D.E.I. Goes Quiet

Joelle Emerson’s D.E.I. consultancy, Paradigm, works with more than 500 companies. The growing backlash against D.E.I., she said, “is usually the first agenda item on every call.”

Critics of D.E.I., or diversity, equity and inclusion initiatives, have tried to scapegoat it for everything from regional bank failures to a panel’s ripping off a Boeing plane in flight last week. That debate gathered pace this month as three famous billionaires clashed over D.E.I.’s merits on social media: Elon Musk and Pershing Square’s chief executive, Bill Ackman, have attacked D.E.I. efforts as “racist,” while the investor Mark Cuban argued that they were “good for business.”

The economy and political landscape have changed since 2020, when companies hired D.E.I. officers in droves amid a racial reckoning after the murder of George Floyd. Recently, D.E.I. programs have become less visible. Over the past two years, hiring for D.E.I. roles has plunged and the number of investor calls mentioning D.E.I. has dropped.

That raises a question: Have companies pulled back on D.E.I.? Or have they just changed how they approach and talk about it?

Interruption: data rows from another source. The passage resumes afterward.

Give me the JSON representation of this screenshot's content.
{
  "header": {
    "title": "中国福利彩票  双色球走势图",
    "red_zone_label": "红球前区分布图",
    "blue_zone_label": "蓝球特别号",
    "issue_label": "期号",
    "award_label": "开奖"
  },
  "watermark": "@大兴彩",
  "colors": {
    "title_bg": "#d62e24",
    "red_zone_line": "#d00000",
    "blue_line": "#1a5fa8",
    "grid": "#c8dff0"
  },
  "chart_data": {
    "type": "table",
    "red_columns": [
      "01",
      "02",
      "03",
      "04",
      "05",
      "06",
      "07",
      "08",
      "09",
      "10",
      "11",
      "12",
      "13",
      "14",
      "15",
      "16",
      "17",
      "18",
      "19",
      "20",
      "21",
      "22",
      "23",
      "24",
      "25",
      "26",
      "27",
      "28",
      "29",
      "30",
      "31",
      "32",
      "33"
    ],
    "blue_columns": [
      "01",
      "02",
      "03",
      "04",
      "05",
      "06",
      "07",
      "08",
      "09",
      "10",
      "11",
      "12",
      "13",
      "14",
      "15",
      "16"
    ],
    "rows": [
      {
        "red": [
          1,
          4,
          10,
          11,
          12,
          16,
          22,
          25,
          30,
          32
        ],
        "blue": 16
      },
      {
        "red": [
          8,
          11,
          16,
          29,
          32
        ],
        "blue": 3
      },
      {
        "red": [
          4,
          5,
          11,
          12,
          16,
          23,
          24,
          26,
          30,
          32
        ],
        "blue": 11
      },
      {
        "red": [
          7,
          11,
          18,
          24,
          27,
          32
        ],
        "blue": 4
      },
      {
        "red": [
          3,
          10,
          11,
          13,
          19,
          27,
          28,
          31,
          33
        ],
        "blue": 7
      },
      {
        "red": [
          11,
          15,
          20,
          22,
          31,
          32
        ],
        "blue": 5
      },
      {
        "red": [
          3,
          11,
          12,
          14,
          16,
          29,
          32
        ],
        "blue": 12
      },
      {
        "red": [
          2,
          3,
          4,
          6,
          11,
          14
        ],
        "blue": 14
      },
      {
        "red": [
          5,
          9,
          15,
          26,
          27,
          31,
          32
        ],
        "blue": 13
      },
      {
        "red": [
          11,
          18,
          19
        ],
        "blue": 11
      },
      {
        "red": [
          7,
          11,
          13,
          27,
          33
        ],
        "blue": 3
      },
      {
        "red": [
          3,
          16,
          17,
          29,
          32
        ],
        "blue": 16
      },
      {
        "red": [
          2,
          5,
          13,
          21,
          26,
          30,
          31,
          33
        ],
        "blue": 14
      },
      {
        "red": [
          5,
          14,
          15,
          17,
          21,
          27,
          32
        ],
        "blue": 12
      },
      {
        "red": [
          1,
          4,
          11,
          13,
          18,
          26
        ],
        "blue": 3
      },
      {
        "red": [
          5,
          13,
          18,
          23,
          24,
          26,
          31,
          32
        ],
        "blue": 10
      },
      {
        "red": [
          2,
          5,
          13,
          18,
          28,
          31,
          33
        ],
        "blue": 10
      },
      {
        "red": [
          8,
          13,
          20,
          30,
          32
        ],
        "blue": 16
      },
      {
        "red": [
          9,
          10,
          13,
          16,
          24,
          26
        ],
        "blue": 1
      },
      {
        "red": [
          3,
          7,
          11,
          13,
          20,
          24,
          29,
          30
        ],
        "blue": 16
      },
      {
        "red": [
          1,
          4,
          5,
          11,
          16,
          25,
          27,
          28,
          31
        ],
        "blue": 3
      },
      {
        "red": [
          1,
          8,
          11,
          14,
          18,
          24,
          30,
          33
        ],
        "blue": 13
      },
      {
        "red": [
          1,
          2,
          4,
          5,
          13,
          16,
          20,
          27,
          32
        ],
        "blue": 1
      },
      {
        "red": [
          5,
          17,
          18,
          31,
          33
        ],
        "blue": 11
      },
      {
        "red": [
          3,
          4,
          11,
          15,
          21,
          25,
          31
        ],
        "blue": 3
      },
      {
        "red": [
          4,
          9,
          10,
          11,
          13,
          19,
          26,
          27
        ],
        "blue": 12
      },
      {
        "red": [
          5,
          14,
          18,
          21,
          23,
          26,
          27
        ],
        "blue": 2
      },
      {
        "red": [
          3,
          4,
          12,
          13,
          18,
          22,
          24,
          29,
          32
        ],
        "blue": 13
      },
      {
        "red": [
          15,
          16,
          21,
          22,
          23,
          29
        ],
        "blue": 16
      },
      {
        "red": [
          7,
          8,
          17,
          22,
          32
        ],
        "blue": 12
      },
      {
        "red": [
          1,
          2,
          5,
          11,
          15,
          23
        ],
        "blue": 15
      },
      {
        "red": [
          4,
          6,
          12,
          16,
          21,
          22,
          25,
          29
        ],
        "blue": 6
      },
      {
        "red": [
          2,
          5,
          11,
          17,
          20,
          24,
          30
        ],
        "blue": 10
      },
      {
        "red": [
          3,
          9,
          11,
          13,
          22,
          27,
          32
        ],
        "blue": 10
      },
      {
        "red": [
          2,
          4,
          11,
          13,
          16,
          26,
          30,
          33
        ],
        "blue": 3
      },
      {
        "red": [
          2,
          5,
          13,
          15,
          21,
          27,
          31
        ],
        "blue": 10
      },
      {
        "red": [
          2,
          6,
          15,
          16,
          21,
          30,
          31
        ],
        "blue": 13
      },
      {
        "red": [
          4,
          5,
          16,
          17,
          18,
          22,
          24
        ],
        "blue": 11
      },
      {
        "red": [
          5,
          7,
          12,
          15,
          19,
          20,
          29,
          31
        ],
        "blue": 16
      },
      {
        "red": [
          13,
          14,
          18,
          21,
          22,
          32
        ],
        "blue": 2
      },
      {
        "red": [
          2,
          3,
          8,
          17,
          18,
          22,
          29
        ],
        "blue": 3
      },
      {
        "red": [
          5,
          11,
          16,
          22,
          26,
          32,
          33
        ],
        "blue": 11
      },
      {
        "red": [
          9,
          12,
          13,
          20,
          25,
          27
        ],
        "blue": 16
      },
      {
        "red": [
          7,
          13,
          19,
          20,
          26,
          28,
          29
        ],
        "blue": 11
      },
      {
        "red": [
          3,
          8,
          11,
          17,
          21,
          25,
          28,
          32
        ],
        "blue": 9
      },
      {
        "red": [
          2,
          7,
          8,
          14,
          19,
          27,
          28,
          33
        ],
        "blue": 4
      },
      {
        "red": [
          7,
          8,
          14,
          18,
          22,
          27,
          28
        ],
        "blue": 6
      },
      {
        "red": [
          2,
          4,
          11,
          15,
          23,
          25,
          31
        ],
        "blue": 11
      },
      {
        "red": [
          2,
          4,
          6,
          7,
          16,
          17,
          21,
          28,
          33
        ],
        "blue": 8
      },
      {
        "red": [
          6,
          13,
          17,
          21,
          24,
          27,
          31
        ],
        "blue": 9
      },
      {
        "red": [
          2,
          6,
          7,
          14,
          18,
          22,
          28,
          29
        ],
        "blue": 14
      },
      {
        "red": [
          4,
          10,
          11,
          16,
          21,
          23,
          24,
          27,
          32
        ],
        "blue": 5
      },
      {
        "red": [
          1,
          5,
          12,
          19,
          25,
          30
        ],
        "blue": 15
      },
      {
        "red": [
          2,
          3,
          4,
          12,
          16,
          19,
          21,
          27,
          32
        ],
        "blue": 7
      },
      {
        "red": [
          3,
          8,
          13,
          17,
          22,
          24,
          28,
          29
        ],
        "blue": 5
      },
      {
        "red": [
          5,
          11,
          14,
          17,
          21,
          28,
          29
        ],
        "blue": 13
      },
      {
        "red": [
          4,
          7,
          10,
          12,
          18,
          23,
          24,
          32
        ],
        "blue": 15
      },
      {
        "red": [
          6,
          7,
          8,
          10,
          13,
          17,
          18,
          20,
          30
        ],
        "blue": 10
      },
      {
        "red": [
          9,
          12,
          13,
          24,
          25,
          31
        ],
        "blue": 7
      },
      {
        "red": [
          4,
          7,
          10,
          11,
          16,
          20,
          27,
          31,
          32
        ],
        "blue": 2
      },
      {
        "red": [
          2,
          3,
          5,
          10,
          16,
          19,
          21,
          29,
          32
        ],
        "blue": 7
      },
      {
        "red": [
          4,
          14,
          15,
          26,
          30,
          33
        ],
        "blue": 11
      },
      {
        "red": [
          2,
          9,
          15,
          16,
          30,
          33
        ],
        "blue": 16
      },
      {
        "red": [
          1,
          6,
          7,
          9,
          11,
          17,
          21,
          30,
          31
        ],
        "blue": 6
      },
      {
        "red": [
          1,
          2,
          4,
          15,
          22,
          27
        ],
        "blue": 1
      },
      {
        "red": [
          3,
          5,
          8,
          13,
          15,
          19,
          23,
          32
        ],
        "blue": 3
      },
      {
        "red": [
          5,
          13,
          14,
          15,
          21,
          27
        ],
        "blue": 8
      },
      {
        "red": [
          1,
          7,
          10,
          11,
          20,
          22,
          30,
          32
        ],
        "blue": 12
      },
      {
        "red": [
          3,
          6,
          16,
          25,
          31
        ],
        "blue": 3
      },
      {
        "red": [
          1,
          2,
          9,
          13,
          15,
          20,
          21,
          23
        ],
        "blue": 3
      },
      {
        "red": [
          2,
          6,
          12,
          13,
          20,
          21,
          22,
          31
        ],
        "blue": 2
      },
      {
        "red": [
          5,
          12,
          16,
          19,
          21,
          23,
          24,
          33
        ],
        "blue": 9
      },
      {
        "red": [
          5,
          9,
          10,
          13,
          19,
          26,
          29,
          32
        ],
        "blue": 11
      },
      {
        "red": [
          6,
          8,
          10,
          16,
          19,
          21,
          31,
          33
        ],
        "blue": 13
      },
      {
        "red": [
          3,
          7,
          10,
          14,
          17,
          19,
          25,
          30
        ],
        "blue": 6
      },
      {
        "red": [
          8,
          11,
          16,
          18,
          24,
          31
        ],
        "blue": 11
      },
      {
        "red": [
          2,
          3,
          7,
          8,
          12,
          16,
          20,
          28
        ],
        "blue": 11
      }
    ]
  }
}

D.E.I. is operating in a new environment. Last year, the Supreme Court struck down affirmative action in college admissions, setting off a wave of similar lawsuits and legal threats against company diversity programs. And while polling indicates that most Americans believe it’s good for companies to focus on diversity, equity and inclusion, there’s a wide partisan divide: In a Pew survey last year, 78 percent of workers who identified as Democrats agreed with this sentiment, while just 30 percent of Republican workers thought the same.